L’Abkhazie n’est pas le problème seulement pour la Géorgie.

On se demandait en 2008, pendant l’invasion russe, qui aurait pu être sa prochaine victime. Cela a été l’Ukraine.

 L’Abkhazie occupée est utilisée par Moscou comme une bases militaires littorale de 200 kms  ainsi que la Crimée contre l’O.T.A.N. Cela est inscrit dans un accord russo-abkhaze conclu illégalement le 24 novembre 2014. Le président François Hollande a annulé le contrat militaire conclu avec la Russie sur les deux frégates « porte-hélicoptères  Mistral ».

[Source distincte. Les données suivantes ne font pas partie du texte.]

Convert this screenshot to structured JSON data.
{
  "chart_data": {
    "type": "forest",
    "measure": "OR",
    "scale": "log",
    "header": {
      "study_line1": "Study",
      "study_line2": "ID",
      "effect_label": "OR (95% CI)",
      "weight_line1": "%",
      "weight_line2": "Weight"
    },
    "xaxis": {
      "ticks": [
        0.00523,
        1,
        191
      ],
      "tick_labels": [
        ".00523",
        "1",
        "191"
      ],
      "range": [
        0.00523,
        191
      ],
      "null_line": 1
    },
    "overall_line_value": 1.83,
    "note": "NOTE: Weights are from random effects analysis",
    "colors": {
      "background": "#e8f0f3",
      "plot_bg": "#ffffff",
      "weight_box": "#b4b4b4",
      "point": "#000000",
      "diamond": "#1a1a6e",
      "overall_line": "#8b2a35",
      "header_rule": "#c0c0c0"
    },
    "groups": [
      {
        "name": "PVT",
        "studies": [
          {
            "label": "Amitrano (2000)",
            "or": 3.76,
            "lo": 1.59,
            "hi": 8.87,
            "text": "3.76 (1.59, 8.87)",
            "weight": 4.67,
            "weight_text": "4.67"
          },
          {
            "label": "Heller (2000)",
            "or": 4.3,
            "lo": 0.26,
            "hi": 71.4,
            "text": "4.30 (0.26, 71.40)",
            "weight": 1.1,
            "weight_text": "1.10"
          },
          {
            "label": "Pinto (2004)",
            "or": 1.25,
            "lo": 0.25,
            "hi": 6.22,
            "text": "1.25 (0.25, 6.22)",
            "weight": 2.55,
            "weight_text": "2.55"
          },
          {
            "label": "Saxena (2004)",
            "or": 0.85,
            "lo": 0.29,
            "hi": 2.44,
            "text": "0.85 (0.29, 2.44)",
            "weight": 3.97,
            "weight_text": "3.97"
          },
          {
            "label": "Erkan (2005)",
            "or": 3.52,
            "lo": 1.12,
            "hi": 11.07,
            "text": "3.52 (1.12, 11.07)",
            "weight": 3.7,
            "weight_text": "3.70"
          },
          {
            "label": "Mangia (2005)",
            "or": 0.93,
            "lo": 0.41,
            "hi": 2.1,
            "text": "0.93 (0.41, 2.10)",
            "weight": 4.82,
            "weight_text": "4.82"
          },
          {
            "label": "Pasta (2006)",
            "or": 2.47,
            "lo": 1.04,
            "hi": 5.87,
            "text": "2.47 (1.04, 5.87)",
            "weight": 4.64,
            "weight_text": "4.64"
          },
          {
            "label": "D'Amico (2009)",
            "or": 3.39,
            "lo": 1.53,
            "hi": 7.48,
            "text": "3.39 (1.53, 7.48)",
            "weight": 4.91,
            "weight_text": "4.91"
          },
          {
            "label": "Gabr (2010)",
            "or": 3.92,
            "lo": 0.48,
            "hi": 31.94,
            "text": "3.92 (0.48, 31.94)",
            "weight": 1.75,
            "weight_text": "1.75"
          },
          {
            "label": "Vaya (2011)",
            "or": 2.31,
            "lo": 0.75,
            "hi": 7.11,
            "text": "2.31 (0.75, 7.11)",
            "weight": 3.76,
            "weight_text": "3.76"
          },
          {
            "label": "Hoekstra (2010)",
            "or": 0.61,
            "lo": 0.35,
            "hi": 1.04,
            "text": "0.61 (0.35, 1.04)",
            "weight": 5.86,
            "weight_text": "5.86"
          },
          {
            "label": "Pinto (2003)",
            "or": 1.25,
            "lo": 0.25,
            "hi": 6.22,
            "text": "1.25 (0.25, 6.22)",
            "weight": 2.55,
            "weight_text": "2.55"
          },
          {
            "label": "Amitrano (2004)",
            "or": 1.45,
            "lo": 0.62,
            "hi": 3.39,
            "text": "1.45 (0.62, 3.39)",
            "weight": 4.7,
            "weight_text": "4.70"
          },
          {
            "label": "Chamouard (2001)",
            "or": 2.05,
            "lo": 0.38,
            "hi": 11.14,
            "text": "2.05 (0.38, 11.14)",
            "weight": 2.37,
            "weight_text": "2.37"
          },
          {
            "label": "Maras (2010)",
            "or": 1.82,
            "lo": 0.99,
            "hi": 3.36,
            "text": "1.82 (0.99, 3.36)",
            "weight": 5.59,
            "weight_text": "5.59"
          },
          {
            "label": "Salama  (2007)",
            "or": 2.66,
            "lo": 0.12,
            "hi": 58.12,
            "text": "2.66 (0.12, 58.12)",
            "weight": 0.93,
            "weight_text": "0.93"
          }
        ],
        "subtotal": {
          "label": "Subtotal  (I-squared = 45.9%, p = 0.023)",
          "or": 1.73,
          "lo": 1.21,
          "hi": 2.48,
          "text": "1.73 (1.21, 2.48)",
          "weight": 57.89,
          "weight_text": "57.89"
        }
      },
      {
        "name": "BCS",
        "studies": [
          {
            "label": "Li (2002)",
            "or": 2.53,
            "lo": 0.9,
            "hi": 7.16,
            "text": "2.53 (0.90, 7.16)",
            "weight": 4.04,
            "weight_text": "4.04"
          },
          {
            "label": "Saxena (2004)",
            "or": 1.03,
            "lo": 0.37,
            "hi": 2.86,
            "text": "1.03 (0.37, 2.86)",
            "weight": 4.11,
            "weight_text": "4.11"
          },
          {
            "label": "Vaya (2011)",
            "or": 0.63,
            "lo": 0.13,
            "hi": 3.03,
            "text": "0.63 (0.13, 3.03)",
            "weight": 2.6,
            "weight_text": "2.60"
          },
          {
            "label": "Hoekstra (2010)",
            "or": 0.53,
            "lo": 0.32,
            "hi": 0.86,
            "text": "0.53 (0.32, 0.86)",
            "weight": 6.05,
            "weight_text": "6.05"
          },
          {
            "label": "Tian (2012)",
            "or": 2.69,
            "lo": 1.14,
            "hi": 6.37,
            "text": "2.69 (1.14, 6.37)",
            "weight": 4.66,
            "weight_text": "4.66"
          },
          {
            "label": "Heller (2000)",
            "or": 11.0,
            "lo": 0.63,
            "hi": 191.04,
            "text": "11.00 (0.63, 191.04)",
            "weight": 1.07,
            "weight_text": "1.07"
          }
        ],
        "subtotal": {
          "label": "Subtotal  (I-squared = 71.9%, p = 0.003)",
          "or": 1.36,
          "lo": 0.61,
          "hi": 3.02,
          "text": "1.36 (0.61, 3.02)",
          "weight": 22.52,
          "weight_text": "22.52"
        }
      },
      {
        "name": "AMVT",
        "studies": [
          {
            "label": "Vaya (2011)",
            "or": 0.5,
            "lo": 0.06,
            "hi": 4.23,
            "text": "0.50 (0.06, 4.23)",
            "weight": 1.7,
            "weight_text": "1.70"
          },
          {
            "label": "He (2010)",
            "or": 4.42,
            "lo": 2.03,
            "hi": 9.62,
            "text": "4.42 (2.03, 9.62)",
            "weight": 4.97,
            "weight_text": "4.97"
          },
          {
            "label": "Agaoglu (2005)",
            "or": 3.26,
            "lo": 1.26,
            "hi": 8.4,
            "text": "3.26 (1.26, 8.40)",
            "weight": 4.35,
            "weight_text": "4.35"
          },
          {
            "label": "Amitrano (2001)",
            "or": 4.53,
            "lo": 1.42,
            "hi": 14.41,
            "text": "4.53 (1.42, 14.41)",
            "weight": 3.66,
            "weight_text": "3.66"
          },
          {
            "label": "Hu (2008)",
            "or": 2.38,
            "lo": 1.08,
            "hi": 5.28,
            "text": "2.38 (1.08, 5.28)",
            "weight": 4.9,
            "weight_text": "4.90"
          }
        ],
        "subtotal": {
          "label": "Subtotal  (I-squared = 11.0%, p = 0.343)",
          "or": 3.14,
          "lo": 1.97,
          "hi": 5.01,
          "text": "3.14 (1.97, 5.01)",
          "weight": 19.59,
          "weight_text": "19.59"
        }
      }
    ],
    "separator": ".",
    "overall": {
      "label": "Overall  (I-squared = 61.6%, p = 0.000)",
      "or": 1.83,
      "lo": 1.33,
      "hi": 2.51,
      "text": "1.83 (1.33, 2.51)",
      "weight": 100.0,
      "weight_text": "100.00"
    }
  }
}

Moscou tentait  de forcer ou de  corrompre certains pays à reconnaitre illégalement les indépendances de l’Abkhazie et de « l’Ossétie du Sud ». Actuellement Moscou applique la seconde partie de son plan : l’annexion de ces deux régions comme ceci a été fait avec la Crimée. C’est pour cette raison que l’un de pays ayant reconnu les indépendances des régions susmentionnées a révoqué ses reconnaissances. C’est un avertissement russes lancé aux séparatistes abkhazes et ossètes. Moscou se prépare pour les persuader que l’Abkhazie et « l’Ossétie du Sud » doivent être rattachées à la Russie car la Géorgie s’apprête adhérer à l’’O.T.A.N.  et projette de  reconquérir ses régions avec l’aide des  forces de l’’O.T.A.N.

 Après l’invasion en Géorgie et en Ukraine la Russie pourra gagner de l’assurance pour envahir encore d’autres pays voisins et  stimuler des mouvements séparatistes dans beaucoup d’autres pays stables. 

L’un des alliés de Moscou en France est le Professeur Jean Radvani (souvent en déplacement en Russie), un partisan de la désintégration de Géorgie ce qui n’est pas l’opinion du Gouvernement français.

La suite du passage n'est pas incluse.